Review
Copyright ©The Author(s) 2019. Published by Baishideng Publishing Group Inc. All rights reserved.
World J Stem Cells. Aug 26, 2019; 11(8): 491-505
Published online Aug 26, 2019. doi: 10.4252/wjsc.v11.i8.491
Induced pluripotent stem cells throughout the animal kingdom: Availability and applications
Laís Vicari de Figueiredo Pessôa, Fabiana Fernandes Bressan, Kristine Karla Freude
Laís Vicari de Figueiredo Pessôa, Kristine Karla Freude, Group of Stem Cell Models for Studies of Neurodegenerative Diseases, Section for Pathobiological Sciences, Department of Veterinary and Animal Sciences, Faculty of Health and Medical Sciences, University of Copenhagen, Frederiksberg 1870, Denmark
Fabiana Fernandes Bressan, Department of Veterinary Medicine, Faculty of Animal Science and Food Engineering, University of São Paulo, Pirassununga 13635-000, São Paulo, Brazil
Author contributions: All authors contributed equally to data collection, preparation of tables and drafting of the manuscript; all authors read and approved the final version of the manuscript.

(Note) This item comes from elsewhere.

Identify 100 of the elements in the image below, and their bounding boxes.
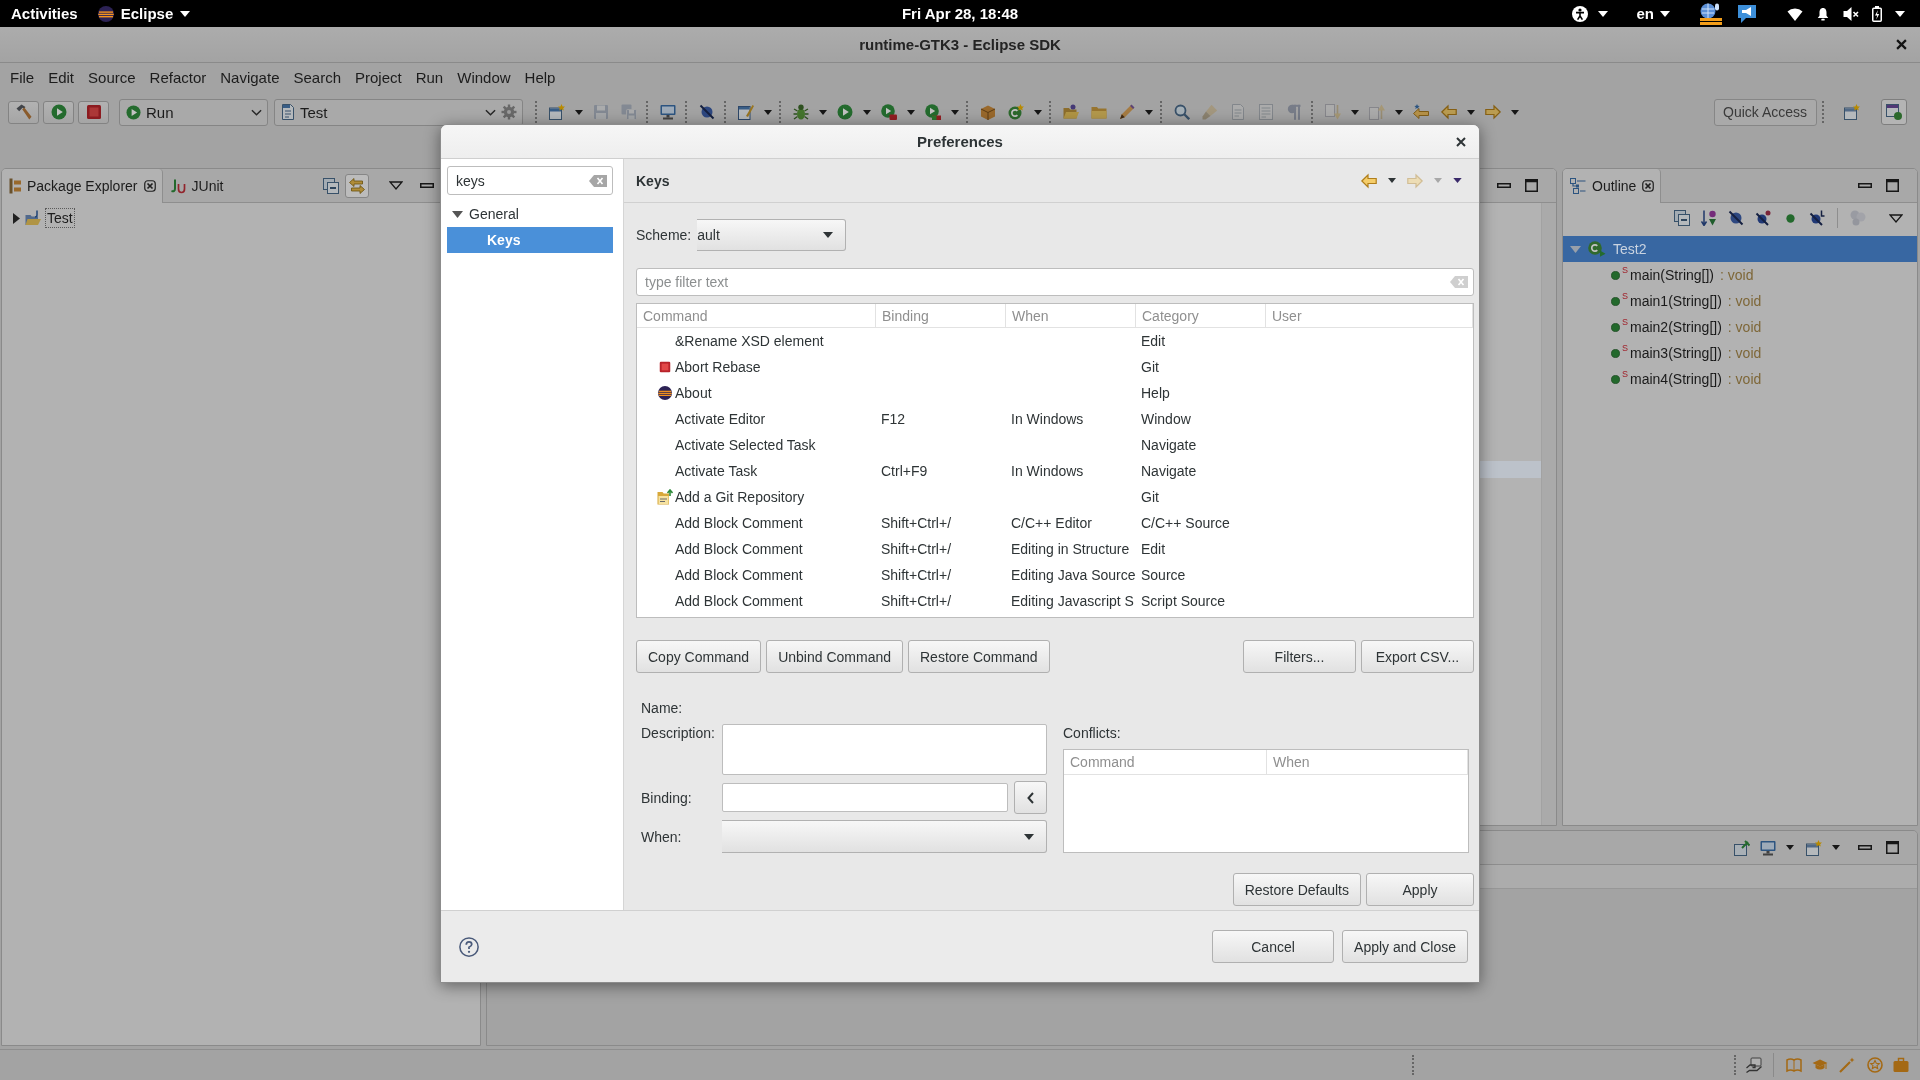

Supported by Independent Research Fund Denmark (FTP, grant NO. 109799) and FAPESP (grant NO. 2015/26818-5).
Conflict-of-interest statement: The authors declare they do not have conflicts of interest regarding the publication of this article.

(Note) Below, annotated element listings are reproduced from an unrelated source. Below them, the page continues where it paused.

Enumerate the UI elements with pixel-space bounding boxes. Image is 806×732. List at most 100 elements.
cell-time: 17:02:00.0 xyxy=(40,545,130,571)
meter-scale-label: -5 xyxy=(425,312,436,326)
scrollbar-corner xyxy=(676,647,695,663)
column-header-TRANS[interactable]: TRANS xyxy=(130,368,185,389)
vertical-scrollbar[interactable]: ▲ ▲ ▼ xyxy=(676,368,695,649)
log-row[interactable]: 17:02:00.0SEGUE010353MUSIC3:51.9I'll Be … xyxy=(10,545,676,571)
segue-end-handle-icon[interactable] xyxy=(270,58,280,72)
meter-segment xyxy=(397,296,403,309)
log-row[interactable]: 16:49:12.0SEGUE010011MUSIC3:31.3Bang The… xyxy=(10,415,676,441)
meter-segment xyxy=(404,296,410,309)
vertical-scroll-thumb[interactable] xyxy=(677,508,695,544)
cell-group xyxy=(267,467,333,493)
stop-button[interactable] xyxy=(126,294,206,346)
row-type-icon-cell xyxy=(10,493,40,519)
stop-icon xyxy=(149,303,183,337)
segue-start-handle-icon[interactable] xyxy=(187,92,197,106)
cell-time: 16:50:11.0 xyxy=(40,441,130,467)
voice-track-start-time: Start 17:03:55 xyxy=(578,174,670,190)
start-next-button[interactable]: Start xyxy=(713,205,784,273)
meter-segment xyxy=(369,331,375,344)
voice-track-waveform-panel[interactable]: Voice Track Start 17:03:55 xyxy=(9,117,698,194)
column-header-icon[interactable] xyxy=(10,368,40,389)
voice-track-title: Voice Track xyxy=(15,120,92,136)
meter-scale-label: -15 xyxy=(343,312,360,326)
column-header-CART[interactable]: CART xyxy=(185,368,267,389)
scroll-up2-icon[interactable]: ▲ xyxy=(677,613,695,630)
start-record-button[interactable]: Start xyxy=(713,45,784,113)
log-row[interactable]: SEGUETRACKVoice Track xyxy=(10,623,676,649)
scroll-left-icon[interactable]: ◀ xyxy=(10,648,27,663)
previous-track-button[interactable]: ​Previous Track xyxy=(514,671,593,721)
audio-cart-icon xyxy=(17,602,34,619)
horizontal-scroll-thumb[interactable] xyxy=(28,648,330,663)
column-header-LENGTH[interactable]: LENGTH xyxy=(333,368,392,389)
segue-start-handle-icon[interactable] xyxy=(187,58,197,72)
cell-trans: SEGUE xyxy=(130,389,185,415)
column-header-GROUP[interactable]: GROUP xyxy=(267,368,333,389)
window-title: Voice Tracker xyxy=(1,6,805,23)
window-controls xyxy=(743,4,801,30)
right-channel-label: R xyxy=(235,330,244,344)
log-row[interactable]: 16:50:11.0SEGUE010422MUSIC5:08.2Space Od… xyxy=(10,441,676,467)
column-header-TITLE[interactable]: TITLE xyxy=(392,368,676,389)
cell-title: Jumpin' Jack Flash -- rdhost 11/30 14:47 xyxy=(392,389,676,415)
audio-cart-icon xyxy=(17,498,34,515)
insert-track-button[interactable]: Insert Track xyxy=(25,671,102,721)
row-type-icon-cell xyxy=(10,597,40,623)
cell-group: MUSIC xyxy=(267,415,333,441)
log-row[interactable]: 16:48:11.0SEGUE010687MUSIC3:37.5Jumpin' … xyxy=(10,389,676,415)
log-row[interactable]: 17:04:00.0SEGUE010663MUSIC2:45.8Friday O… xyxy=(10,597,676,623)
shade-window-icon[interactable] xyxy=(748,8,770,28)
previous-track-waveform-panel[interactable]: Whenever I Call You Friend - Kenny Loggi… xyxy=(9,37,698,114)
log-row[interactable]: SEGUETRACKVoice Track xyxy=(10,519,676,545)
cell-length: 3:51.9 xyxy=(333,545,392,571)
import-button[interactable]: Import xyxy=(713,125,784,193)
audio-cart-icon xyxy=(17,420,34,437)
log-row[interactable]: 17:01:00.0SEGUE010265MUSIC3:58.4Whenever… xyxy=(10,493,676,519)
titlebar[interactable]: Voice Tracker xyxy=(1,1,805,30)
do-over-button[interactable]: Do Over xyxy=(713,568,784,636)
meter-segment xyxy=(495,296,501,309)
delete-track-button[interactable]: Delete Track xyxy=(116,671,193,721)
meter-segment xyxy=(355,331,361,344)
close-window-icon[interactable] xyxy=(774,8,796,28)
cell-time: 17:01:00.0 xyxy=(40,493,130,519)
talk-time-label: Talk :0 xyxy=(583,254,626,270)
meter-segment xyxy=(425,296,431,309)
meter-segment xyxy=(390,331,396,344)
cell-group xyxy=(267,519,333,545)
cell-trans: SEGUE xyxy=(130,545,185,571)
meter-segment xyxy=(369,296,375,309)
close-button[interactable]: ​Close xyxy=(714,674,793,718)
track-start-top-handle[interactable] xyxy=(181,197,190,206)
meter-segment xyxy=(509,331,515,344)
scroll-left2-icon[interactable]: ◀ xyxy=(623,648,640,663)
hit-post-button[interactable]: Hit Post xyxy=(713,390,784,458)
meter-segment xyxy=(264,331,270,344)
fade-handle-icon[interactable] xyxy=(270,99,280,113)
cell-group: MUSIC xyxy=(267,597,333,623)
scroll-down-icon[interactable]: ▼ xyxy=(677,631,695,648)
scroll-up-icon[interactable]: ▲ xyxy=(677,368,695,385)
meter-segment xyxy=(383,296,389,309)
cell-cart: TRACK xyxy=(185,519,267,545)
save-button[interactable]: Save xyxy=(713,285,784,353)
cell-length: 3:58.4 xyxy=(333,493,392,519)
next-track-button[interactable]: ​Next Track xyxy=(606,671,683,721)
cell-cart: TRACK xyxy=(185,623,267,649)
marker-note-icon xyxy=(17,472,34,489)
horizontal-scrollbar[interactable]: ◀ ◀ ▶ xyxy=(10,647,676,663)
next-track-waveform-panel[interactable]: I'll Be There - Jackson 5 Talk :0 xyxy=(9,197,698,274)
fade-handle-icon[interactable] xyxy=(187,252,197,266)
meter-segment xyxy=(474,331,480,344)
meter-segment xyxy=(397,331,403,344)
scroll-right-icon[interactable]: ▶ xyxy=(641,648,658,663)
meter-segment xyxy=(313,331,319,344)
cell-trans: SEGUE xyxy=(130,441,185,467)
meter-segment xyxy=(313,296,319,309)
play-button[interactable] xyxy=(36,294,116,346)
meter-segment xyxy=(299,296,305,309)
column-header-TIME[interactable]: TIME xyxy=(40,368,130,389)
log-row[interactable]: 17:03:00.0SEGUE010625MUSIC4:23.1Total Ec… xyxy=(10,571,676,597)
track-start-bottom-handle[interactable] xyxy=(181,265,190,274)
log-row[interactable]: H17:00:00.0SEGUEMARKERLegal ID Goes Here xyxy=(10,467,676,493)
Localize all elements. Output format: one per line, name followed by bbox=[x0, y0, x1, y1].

Open-Access: This article is an open-access article that was selected by an in-house editor and fully peer-reviewed by external reviewers. It is distributed in accordance with the Creative Commons Attribution Non Commercial (CC BY-NC 4.0) license, which permits others to distribute, remix, adapt, build upon this work non-commercially, and license their derivative works on different terms, provided the original work is properly cited and the use is non-commercial. See: http://creativecommons.org/licenses/by-nc/4.0/
Corresponding author: Kristine Karla Freude, BSc, DPhil, MSc, PhD, Associate Professor, Group of Stem Cell Models for Studies of Neurodegenerative Diseases, Section for Pathobiological Sciences, Department of Veterinary and Animal Sciences, Faculty of Health and Medical Sciences, University of Copenhagen, Grønnegårdsvej 7, Frederiksberg 1870, Denmark. kkf@sund.ku.dk
Telephone: +45-25572261
Received: February 23, 2019
Peer-review started: February 26, 2019
First decision: June 5, 2019
Revised: June 18, 2019
Accepted: June 20, 2019
Article in press: June 20, 2019
Published online: August 26, 2019
Processing time: 184 Days and 20.1 Hours
Abstract

Up until the mid 2000s, the capacity to generate every cell of an organism was exclusive to embryonic stem cells. In 2006, researchers Takahashi and Yamanaka developed an alternative method of generating embryonic-like stem cells from adult cells, which they coined induced pluripotent stem cells (iPSCs). Such iPSCs possess most of the advantages of embryonic stem cells without the ethical stigma associated with derivation of the latter. The possibility of generating “custom-made” pluripotent cells, ideal for patient-specific disease models, alongside their possible applications in regenerative medicine and reproduction, has drawn a lot of attention to the field with numbers of iPSC studies published growing exponentially. IPSCs have now been generated for a wide variety of species, including but not limited to, mouse, human, primate, wild felines, bovines, equines, birds and rodents, some of which still lack well-established embryonic stem cell lines. The paucity of robust characterization of some of these iPSC lines as well as the residual expression of transgenes involved in the reprogramming process still hampers the use of such cells in species preservation or medical research, underscoring the requirement for further investigations. Here, we provide an extensive overview of iPSC generated from a broad range of animal species including their potential applications and limitations.

Keywords: Pluripotency; Embryonic; Stem cell; Reprogramming; Animal; Wild; Induced pluripotency

Core tip: Induced pluripotent stem cells (iPSC) have opened up the possibility of converting literally any mature cell type into an embryonic like pluripotent state. This procedure has had a large impact on biomedical sciences for patient specific disease modeling, cell-type specific differentiation and regenerative medicine with or without gene editing. These advances are clearly not restricted to human iPSCs, and indeed it was mouse iPSCs that were derived first. In this review we will provide a comprehensive overview of iPSC generated throughout the animal kingdom as well as an elaboration on their possible applications and limitations.